Deterministic Composition

Given the same inputs and available tools, Semio produces the same plan. This predictability is critical for production systems where non-determinism creates operational risk.

Lower Inference Overhead

Compact type representations reduce prompt size. Instead of including full API schemas in context, the planner sees:

tool: salesforce.query_accounts
out: crm.account@1
keys: [email, id]

This fits thousands of tools in a single prompt.

Planner Compatibility

Semio’s type graph integrates with existing planners:

Prolog-based - Native support for typed facts and rules
LLM-based - Types as structured prompts
Hybrid - Symbolic planning with LLM refinement

Scalable Orchestration

Adding a new tool requires:

Declare its semantic contract
Optionally define adapters to existing types
Index into the graph

No N^2 integration work. The planner automatically discovers new composition paths.

Future Work

Federated Type Registries

Currently, types are platform-defined. A federated registry would enable shared semantic definitions across organizations, community-contributed adapters, and standardized industry types.

Ecosystem Tooling

Potential areas include type inference from OpenAPI specs, adapter validation frameworks, and cross-platform interoperability standards.

Appendix: Cross-System Type Definitions

The invoice generation walkthrough above relies on three interoperating type definitions: crm.account@1 (CRM domain, keyed on id and email), billing.customer@1 (Billing domain, keyed on id, email, and external_id), and an adapter that bridges them via the shared email anchor.

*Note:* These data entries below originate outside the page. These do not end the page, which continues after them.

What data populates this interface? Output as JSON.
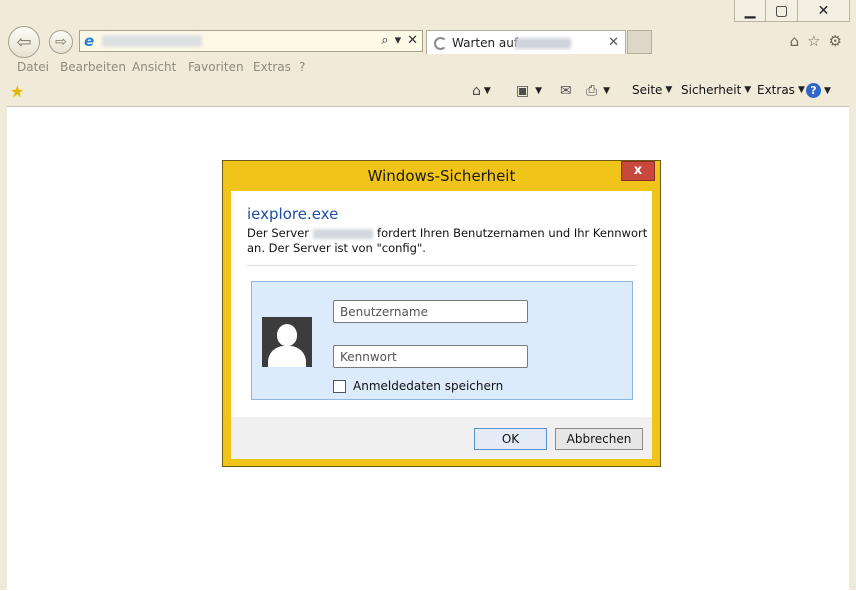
{
  "window_controls": {
    "minimize": "▁",
    "maximize": "▢",
    "close": "✕"
  },
  "nav": {
    "back_icon": "arrow-left-icon",
    "forward_icon": "arrow-right-icon",
    "address_search": "⌕",
    "address_dropdown": "▾",
    "address_stop": "✕",
    "tab_label": "Warten auf",
    "tab_close": "✕"
  },
  "right_icons": {
    "home": "⌂",
    "favorites": "☆",
    "settings": "⚙"
  },
  "menu": [
    "Datei",
    "Bearbeiten",
    "Ansicht",
    "Favoriten",
    "Extras",
    "?"
  ],
  "command_bar": {
    "page": "Seite",
    "security": "Sicherheit",
    "tools": "Extras"
  },
  "dialog": {
    "title": "Windows-Sicherheit",
    "close": "x",
    "app": "iexplore.exe",
    "message_prefix": "Der Server",
    "message_suffix": "fordert Ihren Benutzernamen und Ihr Kennwort",
    "message_line2": "an. Der Server ist von \"config\".",
    "username_placeholder": "Benutzername",
    "password_placeholder": "Kennwort",
    "remember_label": "Anmeldedaten speichern",
    "ok_label": "OK",
    "cancel_label": "Abbrechen"
  }
}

Each type definition specifies: required and optional properties, field tiers (core, useful, PII, index), identity keys for cross-system resolution, and JSON Schema compatibility for validation. Adapter contracts specify the source and target types, the anchor key used for identity continuity, transformation logic, confidence score, cost, and tier preservation rules.

The specific JSON schemas, tier assignments, and adapter transformation specifications are part of the operational implementation.

This document describes the conceptual architecture of Semio. Implementation details and optimization strategies are not included to protect operational IP while enabling conceptual understanding.